I have a couple packages now, and in the PackageRequires section I would like to put all the packages I require in it, put it seems like it requires the name and version. Where do you determine the version number? For example I have (cl-lib "0.5"), but whats the best way to determine the minimum version I can use? I can see the current version, but what is the best way to determine the min value needed? Also, some packages required don't have a version specified in their file. In those cases, what is recommended?
2 Answers
Use the version for which you wrote the package. That's the safest baseline you can get, unless you explicitly check every function you use. From there on, you can only hope that the maintainers of that package never silently break backwards compatibility…
As for packages which don't even have any version number, I'd not use them at all. If the maintainer doesn't even bother for proper versioning, how can you trust them with anything else?
My recommendation:
Start with the functions, variables, macros, etc. that your code actually uses. If it uses something that was introduced in a given version of Emacs or of the function's source library, then start with that as your minimum version.

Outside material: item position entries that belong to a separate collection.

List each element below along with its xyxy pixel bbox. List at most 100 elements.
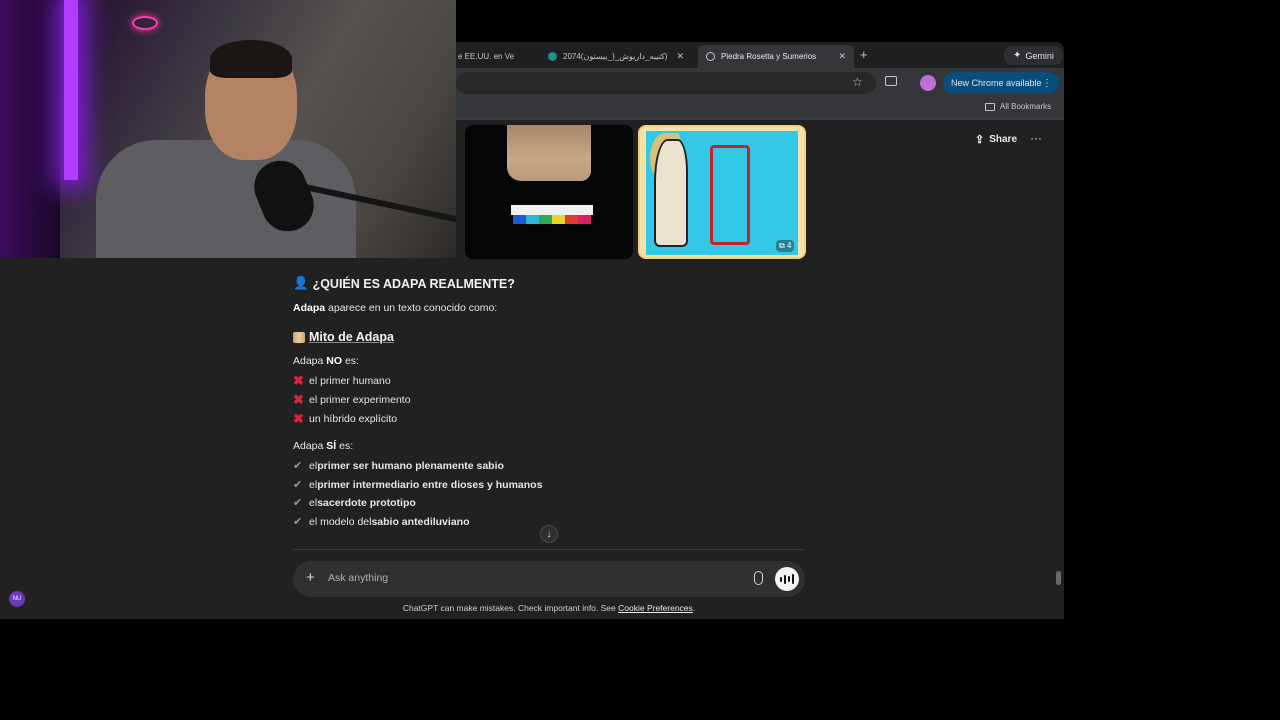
item-bold: sacerdote prototipo — [317, 496, 416, 509]
intro-bold: Adapa — [293, 302, 326, 314]
item-bold: sabio antediluviano — [371, 515, 470, 528]
image-count-badge[interactable]: ⧉ 4 — [776, 240, 795, 252]
prompt-input[interactable] — [328, 572, 728, 584]
close-icon[interactable]: ✕ — [670, 51, 684, 62]
tab-3-label: Piedra Rosetta y Sumerios — [721, 52, 817, 61]
color-swatch — [526, 215, 539, 224]
sparkle-icon: ✦ — [1013, 50, 1022, 61]
cookie-preferences-link[interactable]: Cookie Preferences — [618, 603, 693, 613]
neon-tube — [64, 0, 78, 180]
disclaimer-text: ChatGPT can make mistakes. Check importa… — [402, 603, 619, 613]
address-bar[interactable] — [456, 72, 876, 94]
heading-who-is-adapa: 👤 ¿QUIÉN ES ADAPA REALMENTE? — [293, 276, 515, 291]
ufo-neon-icon — [132, 16, 158, 30]
item-pre: el — [309, 459, 318, 472]
sacred-tree-shape — [710, 145, 750, 245]
si-label-post: es: — [336, 440, 354, 452]
no-label-bold: NO — [326, 355, 343, 367]
clay-tablet-shape — [507, 125, 591, 181]
heading1-text: ¿QUIÉN ES ADAPA REALMENTE? — [312, 276, 515, 291]
webcam-overlay — [0, 0, 456, 258]
microphone-icon[interactable] — [754, 571, 763, 585]
voice-bar — [780, 576, 782, 582]
profile-avatar[interactable] — [920, 75, 936, 91]
new-tab-icon[interactable]: + — [860, 47, 868, 62]
tab-1[interactable]: e EE.UU. en Ve — [450, 45, 540, 68]
voice-bar — [792, 574, 794, 584]
no-label-post: es: — [342, 355, 359, 367]
list-item-text: el primer experimento — [309, 394, 411, 406]
heading2-text[interactable]: Mito de Adapa — [309, 330, 394, 344]
person-hair — [210, 40, 292, 78]
update-chrome-button[interactable]: New Chrome available ⋮ — [943, 72, 1059, 94]
list-item: ✔ el primer intermediario entre dioses y … — [293, 478, 543, 492]
si-label-bold: SÍ — [326, 440, 337, 452]
heading-myth-of-adapa: Mito de Adapa — [293, 330, 394, 344]
item-pre: el — [309, 478, 318, 491]
share-label: Share — [989, 134, 1018, 145]
tab-2[interactable]: كتيبه_داريوش_(_بيستون)2074) ✕ — [540, 45, 692, 68]
scroll-icon — [293, 331, 305, 343]
check-mark-icon: ✔ — [293, 479, 303, 491]
no-label-pre: Adapa — [293, 355, 327, 367]
divider — [293, 549, 805, 550]
image-count: 4 — [786, 241, 792, 250]
scrollbar[interactable] — [1056, 571, 1061, 585]
all-bookmarks-label: All Bookmarks — [1000, 102, 1052, 111]
assyrian-relief-image[interactable] — [638, 125, 806, 259]
share-icon: ⇪ — [975, 134, 985, 146]
background-light — [0, 0, 60, 258]
disclaimer: ChatGPT can make mistakes. Check importa… — [0, 603, 1098, 613]
color-swatch — [539, 215, 552, 224]
list-item: ✔ el sacerdote prototipo — [293, 496, 416, 510]
all-bookmarks-button[interactable]: All Bookmarks — [985, 102, 1051, 111]
site-favicon-icon — [548, 52, 557, 61]
chatgpt-favicon-icon — [706, 52, 715, 61]
color-swatch — [565, 215, 578, 224]
color-swatch — [578, 215, 591, 224]
item-pre: el modelo del — [309, 515, 372, 528]
person-icon: 👤 — [293, 276, 309, 290]
list-item-text: el primer humano — [309, 375, 391, 387]
list-item-text: un híbrido explícito — [309, 413, 398, 425]
item-bold: primer intermediario entre dioses y huma… — [317, 478, 543, 491]
plus-icon[interactable]: + — [306, 569, 315, 586]
list-item: ✔ el modelo del sabio antediluviano — [293, 515, 470, 529]
scroll-down-button[interactable]: ↓ — [540, 525, 558, 543]
update-label: New Chrome available — [951, 78, 1042, 88]
intro-rest: aparece en un texto conocido como: — [325, 302, 498, 314]
item-bold: primer ser humano plenamente sabio — [317, 459, 504, 472]
gemini-button[interactable]: ✦ Gemini — [1004, 46, 1063, 65]
cross-mark-icon: ✖ — [293, 373, 304, 388]
user-avatar[interactable]: NU — [9, 591, 25, 607]
check-mark-icon: ✔ — [293, 460, 303, 472]
gemini-label: Gemini — [1025, 50, 1054, 61]
item-pre: el — [309, 496, 318, 509]
images-icon: ⧉ — [779, 241, 785, 250]
no-label: Adapa NO es: — [293, 355, 359, 367]
person-body — [96, 140, 356, 258]
cast-icon[interactable] — [885, 76, 897, 86]
voice-mode-button[interactable] — [775, 567, 799, 591]
tab-1-label: e EE.UU. en Ve — [458, 52, 515, 61]
si-label: Adapa SÍ es: — [293, 440, 353, 452]
si-label-pre: Adapa — [293, 440, 327, 452]
tab-2-label: كتيبه_داريوش_(_بيستون)2074) — [563, 52, 668, 61]
color-swatch — [513, 215, 526, 224]
share-button[interactable]: ⇪ Share — [975, 133, 1017, 146]
arrow-down-icon: ↓ — [546, 528, 552, 540]
winged-figure-shape — [654, 139, 688, 247]
more-options-icon[interactable]: ··· — [1030, 131, 1042, 145]
list-item: ✖ el primer humano — [293, 373, 391, 389]
color-swatch — [552, 215, 565, 224]
user-initials: NU — [12, 596, 22, 602]
check-mark-icon: ✔ — [293, 516, 303, 528]
measurement-scale — [511, 205, 593, 215]
clay-tablet-image[interactable] — [465, 125, 633, 259]
intro-paragraph: Adapa aparece en un texto conocido como: — [293, 302, 497, 314]
close-icon[interactable]: ✕ — [832, 51, 846, 62]
voice-bar — [788, 576, 790, 582]
cross-mark-icon: ✖ — [293, 392, 304, 407]
tab-3[interactable]: Piedra Rosetta y Sumerios ✕ — [698, 45, 854, 68]
bookmark-star-icon[interactable]: ☆ — [852, 75, 863, 89]
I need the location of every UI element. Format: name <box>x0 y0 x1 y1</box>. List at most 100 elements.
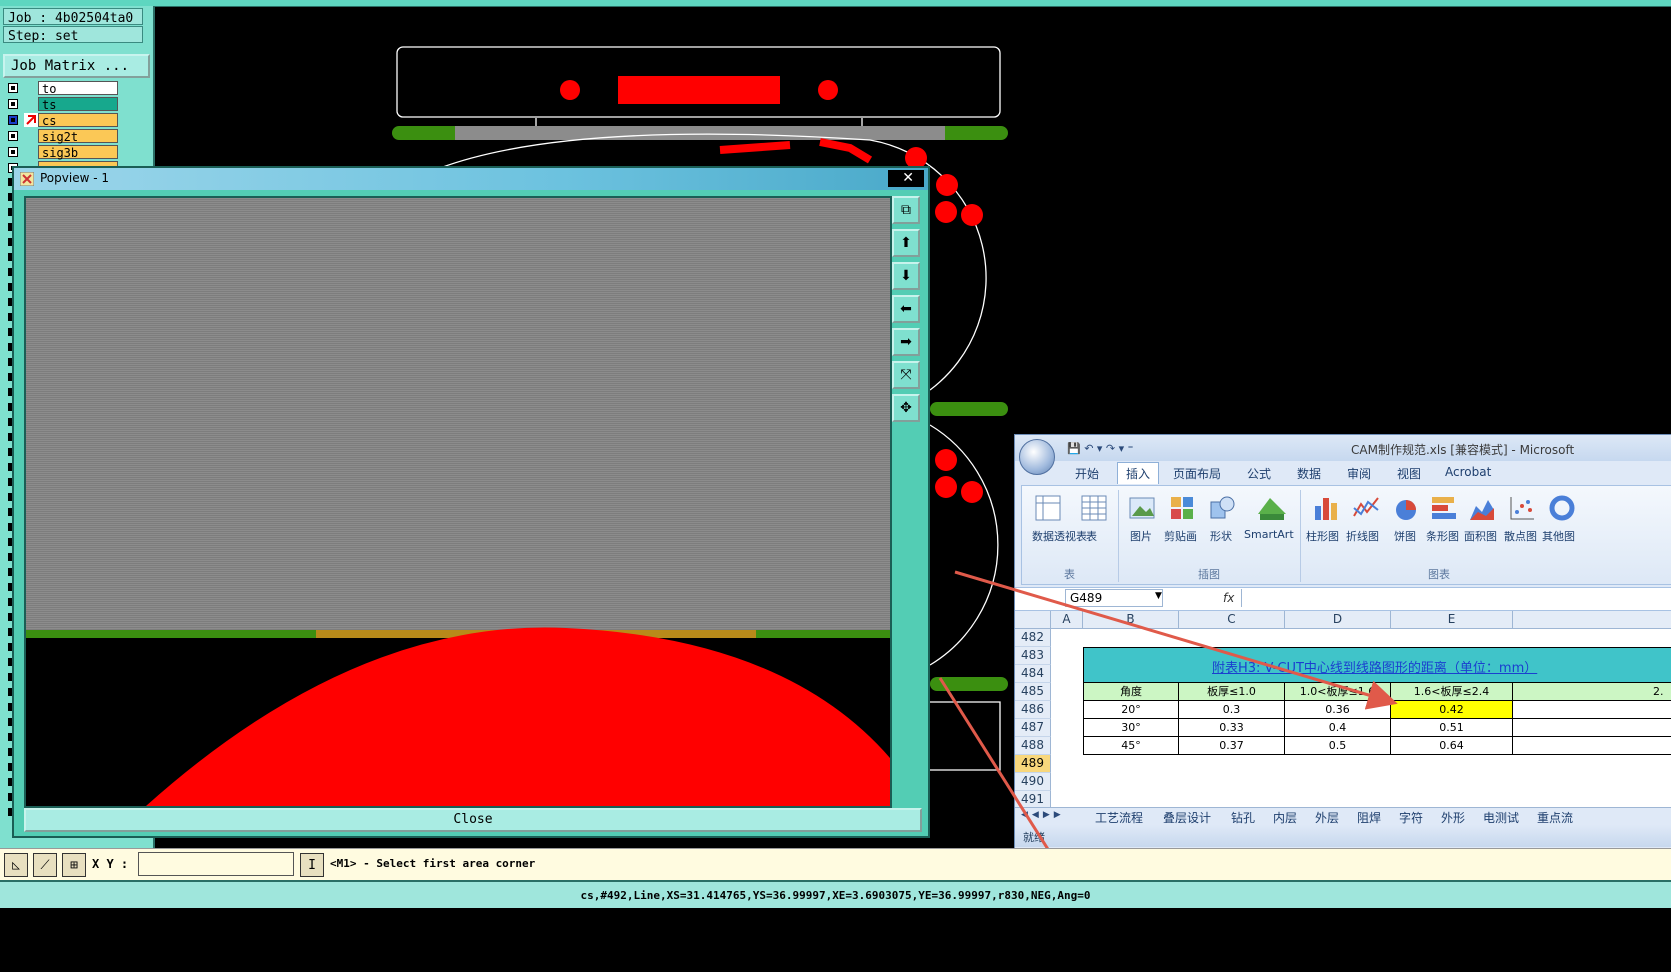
sheet-tab[interactable]: 电测试 <box>1483 809 1519 826</box>
layer-row-sig3b[interactable]: sig3b <box>0 144 150 160</box>
chevron-down-icon[interactable]: ▼ <box>1155 591 1162 601</box>
row-header[interactable]: 486 <box>1015 701 1051 719</box>
area-chart-icon[interactable] <box>1468 494 1496 522</box>
table-cell[interactable]: 0.51 <box>1391 719 1513 737</box>
layer-checkbox[interactable] <box>8 131 18 141</box>
sheet-tab[interactable]: 字符 <box>1399 809 1423 826</box>
popview-canvas[interactable] <box>24 196 892 808</box>
row-header-selected[interactable]: 489 <box>1015 755 1051 773</box>
table-icon[interactable] <box>1080 494 1108 522</box>
fx-icon[interactable]: fx <box>1223 591 1234 605</box>
column-header[interactable]: C <box>1179 611 1285 629</box>
layer-checkbox[interactable] <box>8 83 18 93</box>
close-icon[interactable]: ✕ <box>888 170 924 187</box>
measure-icon[interactable]: ⟋ <box>33 853 57 877</box>
table-cell[interactable]: 0.64 <box>1391 737 1513 755</box>
sheet-tab[interactable]: 阻焊 <box>1357 809 1381 826</box>
tab-view[interactable]: 视图 <box>1397 465 1421 482</box>
row-header[interactable]: 485 <box>1015 683 1051 701</box>
select-all-corner[interactable] <box>1015 611 1051 629</box>
tab-page-layout[interactable]: 页面布局 <box>1173 465 1221 482</box>
clip-art-icon[interactable] <box>1168 494 1196 522</box>
name-box[interactable]: G489 <box>1065 589 1163 607</box>
tab-formulas[interactable]: 公式 <box>1247 465 1271 482</box>
layer-row-cs[interactable]: cs <box>0 112 150 128</box>
table-cell[interactable] <box>1513 719 1671 737</box>
table-cell[interactable] <box>1513 737 1671 755</box>
layer-row-to[interactable]: to <box>0 80 150 96</box>
other-charts-icon[interactable] <box>1548 494 1576 522</box>
sheet-tab[interactable]: 重点流 <box>1537 809 1573 826</box>
table-title-banner[interactable]: 附表H3: V-CUT中心线到线路图形的距离（单位：mm） <box>1083 647 1671 683</box>
sheet-tab[interactable]: 外层 <box>1315 809 1339 826</box>
row-header[interactable]: 490 <box>1015 773 1051 791</box>
cursor-icon[interactable]: I <box>300 853 324 877</box>
tab-data[interactable]: 数据 <box>1297 465 1321 482</box>
sheet-nav-icon[interactable]: ◀◀▶▶ <box>1021 810 1065 820</box>
sheet-tab[interactable]: 外形 <box>1441 809 1465 826</box>
job-matrix-button[interactable]: Job Matrix ... <box>3 54 150 78</box>
pie-chart-icon[interactable] <box>1392 494 1420 522</box>
table-cell[interactable] <box>1513 701 1671 719</box>
table-cell[interactable]: 0.33 <box>1179 719 1285 737</box>
table-header-cell[interactable]: 1.0<板厚≤1.6 <box>1285 683 1391 701</box>
column-header[interactable]: B <box>1083 611 1179 629</box>
quick-access-toolbar[interactable]: 💾 ↶ ▾ ↷ ▾ ⁼ <box>1067 442 1133 455</box>
table-cell[interactable]: 0.3 <box>1179 701 1285 719</box>
zoom-window-icon[interactable]: ⧉ <box>892 196 920 224</box>
xy-input[interactable] <box>138 852 294 876</box>
column-header[interactable] <box>1513 611 1671 629</box>
column-header[interactable]: E <box>1391 611 1513 629</box>
table-cell[interactable]: 45° <box>1083 737 1179 755</box>
row-header[interactable]: 484 <box>1015 665 1051 683</box>
table-cell[interactable]: 30° <box>1083 719 1179 737</box>
table-cell[interactable]: 0.4 <box>1285 719 1391 737</box>
zoom-fit-icon[interactable]: ⤧ <box>892 361 920 389</box>
table-header-cell[interactable]: 角度 <box>1083 683 1179 701</box>
row-header[interactable]: 483 <box>1015 647 1051 665</box>
table-header-cell[interactable]: 板厚≤1.0 <box>1179 683 1285 701</box>
layer-row-ts[interactable]: ts <box>0 96 150 112</box>
sheet-tab[interactable]: 内层 <box>1273 809 1297 826</box>
popview-close-button[interactable]: Close <box>24 808 922 832</box>
row-header[interactable]: 488 <box>1015 737 1051 755</box>
layer-checkbox[interactable] <box>8 147 18 157</box>
spreadsheet-grid[interactable]: A B C D E 482 483 484 485 486 487 488 48… <box>1015 611 1671 809</box>
table-header-cell[interactable]: 2. <box>1513 683 1671 701</box>
scatter-chart-icon[interactable] <box>1508 494 1536 522</box>
table-cell[interactable]: 0.36 <box>1285 701 1391 719</box>
zoom-home-icon[interactable]: ✥ <box>892 394 920 422</box>
bar-chart-icon[interactable] <box>1430 494 1458 522</box>
column-header[interactable]: D <box>1285 611 1391 629</box>
tab-acrobat[interactable]: Acrobat <box>1445 465 1491 479</box>
snap-icon[interactable]: ◺ <box>4 853 28 877</box>
smartart-icon[interactable] <box>1254 494 1290 522</box>
table-cell[interactable]: 0.5 <box>1285 737 1391 755</box>
column-chart-icon[interactable] <box>1312 494 1340 522</box>
table-cell-highlighted[interactable]: 0.42 <box>1391 701 1513 719</box>
pan-up-icon[interactable]: ⬆ <box>892 229 920 257</box>
sheet-tab[interactable]: 钻孔 <box>1231 809 1255 826</box>
pan-down-icon[interactable]: ⬇ <box>892 262 920 290</box>
pivot-table-icon[interactable] <box>1034 494 1062 522</box>
table-cell[interactable]: 0.37 <box>1179 737 1285 755</box>
tab-review[interactable]: 审阅 <box>1347 465 1371 482</box>
table-cell[interactable]: 20° <box>1083 701 1179 719</box>
table-title-link[interactable]: 附表H3: V-CUT中心线到线路图形的距离（单位：mm） <box>1212 657 1537 676</box>
formula-input[interactable] <box>1241 589 1671 607</box>
pan-left-icon[interactable]: ⬅ <box>892 295 920 323</box>
layer-checkbox[interactable] <box>8 115 18 125</box>
popview-titlebar[interactable]: Popview - 1 ✕ <box>14 168 928 190</box>
grid-icon[interactable]: ⊞ <box>62 853 86 877</box>
layer-row-sig2t[interactable]: sig2t <box>0 128 150 144</box>
tab-home[interactable]: 开始 <box>1075 465 1099 482</box>
layer-checkbox[interactable] <box>8 99 18 109</box>
row-header[interactable]: 487 <box>1015 719 1051 737</box>
picture-icon[interactable] <box>1128 494 1156 522</box>
shapes-icon[interactable] <box>1208 494 1236 522</box>
sheet-tab[interactable]: 叠层设计 <box>1163 809 1211 826</box>
tab-insert[interactable]: 插入 <box>1117 462 1160 484</box>
sheet-tab[interactable]: 工艺流程 <box>1095 809 1143 826</box>
table-header-cell[interactable]: 1.6<板厚≤2.4 <box>1391 683 1513 701</box>
column-header[interactable]: A <box>1051 611 1083 629</box>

The version of the function that you use might not correspond to the original version of the function, when it was first introduced. Perhaps more arguments were added. Check whether that matters for your particular use of it. If not then you can ignore this. If yes, then that find the oldest source version that supports what your code expects.
Test. Get a copy of whatever version of the library you claim you support as a minimum, and try it.
Sometimes minor changes have been made to a function, and your code does not fundamentally need a newer version. But it might need to be adapted, to support more than one version (if that's what you want). You might need to test whether the function exists (
fboundp
) or has the right signature/calling sequence. For the latter,subr-arity
can help with built-ins, but you might need to usecondition-case
for Lisp functions (calling with the expanded number of args, and handling a wrong-number-of-args error by calling with fewer args).